Importantly, too, “the cross is not forgiveness pure and simple, but God’s setting aright the world of injustice and deception.” In other words, Volf is calling Christians to return to a traditional understanding that at the end of times, God will judge and punish evildoers. Such justice must be left to God alone for only God can do violence because only God is truly just.
Does the fact that God must resort to violence prove, though, that nonviolence is impotent? Volf answers “no.” First, because God acts, not to seek revenge, but to remove the causes of violence: terror, deceit, tyranny, and exploitation. Second, because God, who is fully just, must be angry, for “a nonindignent God would be an accomplice in injustice, deception, and violence.” As the African-American, especially the slave, church has claimed for so long, then, the cross represents ultimate victory. (Volf notes for those Westerners who may be skittish about the idea of a God who judges: “it takes the quiet of a suburban home for the birth of the thesis that human nonviolence corresponds to God’s refusal to judge.”)
Obviously, Volf’s theology of the cross, of embrace, is difficult, which is why he concludes that “without entrusting oneself to the God who judges justly, it will hardly be possible to follow the crucified Messiah and refuse to retaliate when abused.”
The friends that I mentioned at the beginning of this presentation had a (limited) opportunity for revenge less than one year after Abby was killed at the sentencing hearing for the brother of the suicide bomber. Monir had helped his brother to plan the attack and provided material assistance in carrying it out. Abby’s father wrote me about the hearing:
“As victims, the families of those who were murdered in the attack were given the right to address the court to express what they believed would be a proper sentence. Our family attended to listen and understand a bit more about what had happened. We saw how the other families were dealing with this tragedy. When I asked [my son] afterward what he thought, he commented on the hatred and anger that filled the room.
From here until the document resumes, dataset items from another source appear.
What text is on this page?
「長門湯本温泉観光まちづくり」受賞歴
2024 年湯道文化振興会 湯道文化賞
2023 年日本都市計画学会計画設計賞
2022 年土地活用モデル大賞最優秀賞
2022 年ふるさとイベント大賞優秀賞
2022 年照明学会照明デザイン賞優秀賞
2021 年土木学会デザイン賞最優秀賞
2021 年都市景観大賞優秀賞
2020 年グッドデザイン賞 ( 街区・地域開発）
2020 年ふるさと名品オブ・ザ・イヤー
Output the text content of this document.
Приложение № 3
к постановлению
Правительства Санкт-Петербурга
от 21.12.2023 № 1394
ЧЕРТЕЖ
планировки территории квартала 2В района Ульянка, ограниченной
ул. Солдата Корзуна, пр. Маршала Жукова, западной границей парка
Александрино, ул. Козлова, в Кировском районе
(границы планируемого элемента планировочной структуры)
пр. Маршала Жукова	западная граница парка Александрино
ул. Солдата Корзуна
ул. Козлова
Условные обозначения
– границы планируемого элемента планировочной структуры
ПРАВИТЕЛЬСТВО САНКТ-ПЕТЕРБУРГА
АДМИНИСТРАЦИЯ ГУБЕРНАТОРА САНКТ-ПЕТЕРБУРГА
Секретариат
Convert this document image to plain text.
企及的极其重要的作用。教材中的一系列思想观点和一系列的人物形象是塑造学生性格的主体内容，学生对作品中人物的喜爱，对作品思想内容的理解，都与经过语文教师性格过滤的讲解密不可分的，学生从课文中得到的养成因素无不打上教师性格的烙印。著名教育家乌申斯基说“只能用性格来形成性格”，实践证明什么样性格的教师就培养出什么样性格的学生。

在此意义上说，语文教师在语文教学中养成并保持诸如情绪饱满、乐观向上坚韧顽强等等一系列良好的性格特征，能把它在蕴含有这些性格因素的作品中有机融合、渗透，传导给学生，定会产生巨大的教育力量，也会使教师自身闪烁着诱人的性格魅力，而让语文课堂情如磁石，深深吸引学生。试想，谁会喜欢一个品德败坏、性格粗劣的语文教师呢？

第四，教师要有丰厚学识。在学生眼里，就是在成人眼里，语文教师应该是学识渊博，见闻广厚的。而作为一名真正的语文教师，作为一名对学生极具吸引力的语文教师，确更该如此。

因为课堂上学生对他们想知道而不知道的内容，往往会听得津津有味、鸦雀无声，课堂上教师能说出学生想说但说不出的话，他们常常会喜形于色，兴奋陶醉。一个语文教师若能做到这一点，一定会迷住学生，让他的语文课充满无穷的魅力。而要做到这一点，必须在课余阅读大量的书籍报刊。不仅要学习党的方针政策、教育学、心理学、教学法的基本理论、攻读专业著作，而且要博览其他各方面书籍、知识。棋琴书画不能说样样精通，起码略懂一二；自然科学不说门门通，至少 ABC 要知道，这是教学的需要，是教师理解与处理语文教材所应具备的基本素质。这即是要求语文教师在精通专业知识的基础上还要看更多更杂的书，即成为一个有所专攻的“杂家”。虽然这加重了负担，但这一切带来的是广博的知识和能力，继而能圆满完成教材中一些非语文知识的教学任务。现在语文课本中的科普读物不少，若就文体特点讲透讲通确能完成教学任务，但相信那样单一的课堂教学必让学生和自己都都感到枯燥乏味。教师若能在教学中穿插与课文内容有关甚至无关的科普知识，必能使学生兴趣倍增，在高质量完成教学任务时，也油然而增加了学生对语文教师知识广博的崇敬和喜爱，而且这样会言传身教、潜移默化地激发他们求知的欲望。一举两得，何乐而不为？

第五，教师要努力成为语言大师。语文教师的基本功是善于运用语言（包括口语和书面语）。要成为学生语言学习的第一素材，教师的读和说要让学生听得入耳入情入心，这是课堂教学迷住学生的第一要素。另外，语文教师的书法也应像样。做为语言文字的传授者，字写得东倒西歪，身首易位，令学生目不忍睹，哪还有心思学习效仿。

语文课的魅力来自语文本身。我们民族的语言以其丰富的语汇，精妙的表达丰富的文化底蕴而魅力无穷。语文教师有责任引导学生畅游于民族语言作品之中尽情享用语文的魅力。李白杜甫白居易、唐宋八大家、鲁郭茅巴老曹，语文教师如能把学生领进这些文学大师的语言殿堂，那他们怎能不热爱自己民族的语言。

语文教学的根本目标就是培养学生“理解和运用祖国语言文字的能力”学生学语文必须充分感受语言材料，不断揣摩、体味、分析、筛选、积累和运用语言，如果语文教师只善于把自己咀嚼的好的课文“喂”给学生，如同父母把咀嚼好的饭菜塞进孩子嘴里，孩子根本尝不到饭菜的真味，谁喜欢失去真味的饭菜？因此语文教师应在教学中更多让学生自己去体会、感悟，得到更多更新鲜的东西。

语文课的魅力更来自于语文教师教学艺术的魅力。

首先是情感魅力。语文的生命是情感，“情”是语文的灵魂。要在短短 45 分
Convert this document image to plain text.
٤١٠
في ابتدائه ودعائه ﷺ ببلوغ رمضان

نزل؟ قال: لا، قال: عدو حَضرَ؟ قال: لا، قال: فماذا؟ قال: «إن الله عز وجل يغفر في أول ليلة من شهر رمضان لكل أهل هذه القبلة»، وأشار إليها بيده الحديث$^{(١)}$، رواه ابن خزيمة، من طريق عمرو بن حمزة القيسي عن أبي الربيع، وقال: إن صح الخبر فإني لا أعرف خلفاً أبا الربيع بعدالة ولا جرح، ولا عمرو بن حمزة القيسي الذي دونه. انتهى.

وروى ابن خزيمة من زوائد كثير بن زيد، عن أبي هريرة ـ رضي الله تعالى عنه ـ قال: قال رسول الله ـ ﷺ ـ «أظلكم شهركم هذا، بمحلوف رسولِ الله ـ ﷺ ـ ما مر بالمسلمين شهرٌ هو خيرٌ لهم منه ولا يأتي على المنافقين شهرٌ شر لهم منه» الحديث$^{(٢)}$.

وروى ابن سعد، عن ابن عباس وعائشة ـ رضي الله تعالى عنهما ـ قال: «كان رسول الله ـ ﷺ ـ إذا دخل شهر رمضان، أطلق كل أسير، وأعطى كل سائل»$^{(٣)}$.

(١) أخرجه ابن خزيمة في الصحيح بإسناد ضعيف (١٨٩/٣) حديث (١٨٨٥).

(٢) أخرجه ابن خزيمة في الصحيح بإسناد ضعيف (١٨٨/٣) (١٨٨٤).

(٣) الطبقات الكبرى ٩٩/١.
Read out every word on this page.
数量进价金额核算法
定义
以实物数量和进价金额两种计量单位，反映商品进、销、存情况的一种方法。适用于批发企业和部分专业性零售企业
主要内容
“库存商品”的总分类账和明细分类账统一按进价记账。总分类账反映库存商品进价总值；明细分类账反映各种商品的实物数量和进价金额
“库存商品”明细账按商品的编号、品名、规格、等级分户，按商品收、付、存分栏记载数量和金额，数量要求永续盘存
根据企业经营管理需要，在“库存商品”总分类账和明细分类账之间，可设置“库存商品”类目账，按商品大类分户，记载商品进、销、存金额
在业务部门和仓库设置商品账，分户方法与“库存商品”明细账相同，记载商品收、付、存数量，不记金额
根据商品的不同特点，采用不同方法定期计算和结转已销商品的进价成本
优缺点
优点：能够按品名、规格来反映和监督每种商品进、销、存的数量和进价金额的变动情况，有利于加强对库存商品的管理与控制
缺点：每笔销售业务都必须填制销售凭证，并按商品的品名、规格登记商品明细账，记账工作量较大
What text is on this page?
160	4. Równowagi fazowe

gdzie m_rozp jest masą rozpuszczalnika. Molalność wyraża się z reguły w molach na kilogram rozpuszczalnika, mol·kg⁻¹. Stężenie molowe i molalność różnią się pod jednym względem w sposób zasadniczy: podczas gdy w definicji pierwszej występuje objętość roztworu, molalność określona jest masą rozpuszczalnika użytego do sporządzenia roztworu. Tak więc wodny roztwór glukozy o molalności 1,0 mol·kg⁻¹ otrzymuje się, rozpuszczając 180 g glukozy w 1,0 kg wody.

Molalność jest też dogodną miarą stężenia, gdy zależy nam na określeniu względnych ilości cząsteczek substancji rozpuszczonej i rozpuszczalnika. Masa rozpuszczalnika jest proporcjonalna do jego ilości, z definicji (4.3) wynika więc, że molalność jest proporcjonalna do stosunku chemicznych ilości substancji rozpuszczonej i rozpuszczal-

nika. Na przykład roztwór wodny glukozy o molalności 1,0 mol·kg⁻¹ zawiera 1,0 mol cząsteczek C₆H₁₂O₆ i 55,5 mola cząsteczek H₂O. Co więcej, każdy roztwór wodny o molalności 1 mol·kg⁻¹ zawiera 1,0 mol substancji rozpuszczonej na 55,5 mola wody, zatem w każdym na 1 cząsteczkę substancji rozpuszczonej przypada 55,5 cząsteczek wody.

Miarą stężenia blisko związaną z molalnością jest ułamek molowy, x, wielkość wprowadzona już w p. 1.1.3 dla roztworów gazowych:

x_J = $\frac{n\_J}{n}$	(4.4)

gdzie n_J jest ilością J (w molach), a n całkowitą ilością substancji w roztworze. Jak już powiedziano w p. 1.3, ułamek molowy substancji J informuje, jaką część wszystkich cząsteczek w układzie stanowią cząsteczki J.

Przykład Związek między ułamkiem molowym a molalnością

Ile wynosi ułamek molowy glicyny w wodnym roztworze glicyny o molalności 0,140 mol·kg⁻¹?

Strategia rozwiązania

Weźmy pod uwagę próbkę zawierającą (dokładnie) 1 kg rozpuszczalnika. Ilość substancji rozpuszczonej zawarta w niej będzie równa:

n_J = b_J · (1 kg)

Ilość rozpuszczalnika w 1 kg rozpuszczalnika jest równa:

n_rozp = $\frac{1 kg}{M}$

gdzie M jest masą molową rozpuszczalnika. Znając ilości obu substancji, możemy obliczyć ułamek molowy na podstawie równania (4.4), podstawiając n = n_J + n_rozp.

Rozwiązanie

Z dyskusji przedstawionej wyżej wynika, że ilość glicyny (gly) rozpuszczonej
He said, ‘You could feel it in the air.'”
“One mother, whose son attended high school with Josiah, told the court how her son’s death had left her with no purpose in life and of how her ‘life had ceased’ since that day. The words used were harsh and included curses and threats. Most [victims’ families] asked the court to impose a death sentence–something the [Israeli] law permits but which is not done… They wanted this man to pay the ultimate price for his crime in hope that it would help stop future attacks. [And I would add, in part, for revenge.] While we also desire to see steps taken to help prevent terror, our hope does not rest in seeing political change in this world. Instead, we have a living hope.”
Feminists, particularly womanist, theologians have helped to raise important objections to standard language about service and traditional theologies of the cross. Perhaps a better answer, though, than abandoning the cross altogether as some propose is to adopt a theology of the cross that encourages a discipleship of generosity, forgiveness, and embrace.